The extended period of good performance has produced one bad side effect: legislation enacted in three states to limit rent growth and pressure to act in more states. After a period of below-par growth in housing stock, the U.S. needs more units built, but rent control moves the needle in the opposite direction.
Earlier this week, Yardi Matrix issued its National Multifamily Report for October that highlighted supply and demand, rent growth trends, and political activity as we approached the end of Q4.
According to the report, multifamily rent growth inched upward in October, as the average U.S. multifamily rent increased by $1 to $1,476. Year-over-year rent growth remained at 3.2%. Despite the expected slower month during the fourth quarter, Yardi expects continuous demand a slowly growing economy to keep rent growth above its long-term average.
The multifamily sector’s continuous strength over multiple years has resulted in an elevated number of rent-burdened households. In consequence, an increase in political pressure has yielded new rent control laws in three states: New York, California, and Oregon.
According to the Joint Center of Housing Studies at Harvard University, “More than 20 million renter households spend over 30% of income on housing, and 80% of renters and 63% of owners making less than $30,000 are cost-burdened.”
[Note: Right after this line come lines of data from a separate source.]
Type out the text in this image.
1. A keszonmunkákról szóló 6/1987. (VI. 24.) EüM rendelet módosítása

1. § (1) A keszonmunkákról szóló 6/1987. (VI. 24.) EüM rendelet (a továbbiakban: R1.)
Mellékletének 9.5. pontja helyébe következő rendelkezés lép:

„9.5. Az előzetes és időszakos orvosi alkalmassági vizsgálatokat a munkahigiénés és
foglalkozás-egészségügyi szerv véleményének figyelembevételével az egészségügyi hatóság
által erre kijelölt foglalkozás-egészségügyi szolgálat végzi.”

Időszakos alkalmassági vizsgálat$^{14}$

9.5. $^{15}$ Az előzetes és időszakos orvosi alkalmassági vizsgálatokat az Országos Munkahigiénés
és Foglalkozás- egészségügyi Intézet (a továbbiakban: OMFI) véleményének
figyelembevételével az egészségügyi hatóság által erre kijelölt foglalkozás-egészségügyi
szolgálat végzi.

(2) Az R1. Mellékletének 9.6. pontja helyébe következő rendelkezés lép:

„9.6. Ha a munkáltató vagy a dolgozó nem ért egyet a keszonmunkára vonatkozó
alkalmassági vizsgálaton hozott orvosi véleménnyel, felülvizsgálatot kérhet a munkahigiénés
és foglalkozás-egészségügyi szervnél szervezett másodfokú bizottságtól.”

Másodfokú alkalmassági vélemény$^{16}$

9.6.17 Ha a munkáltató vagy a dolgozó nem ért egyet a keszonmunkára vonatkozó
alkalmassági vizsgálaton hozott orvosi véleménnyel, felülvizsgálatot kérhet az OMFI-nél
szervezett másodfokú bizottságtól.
Yardi dubs rent control as counterproductive as it reduces investment, limits new development which perpetuates unaffordability, increases the cost burden on those who move or enter a new market, and reduces the incentive to make capital improvements which leads to degradation of already existing stock. Outlined affordability solutions include reducing exclusionary zoning, allowing more density, and more subsidized new developments.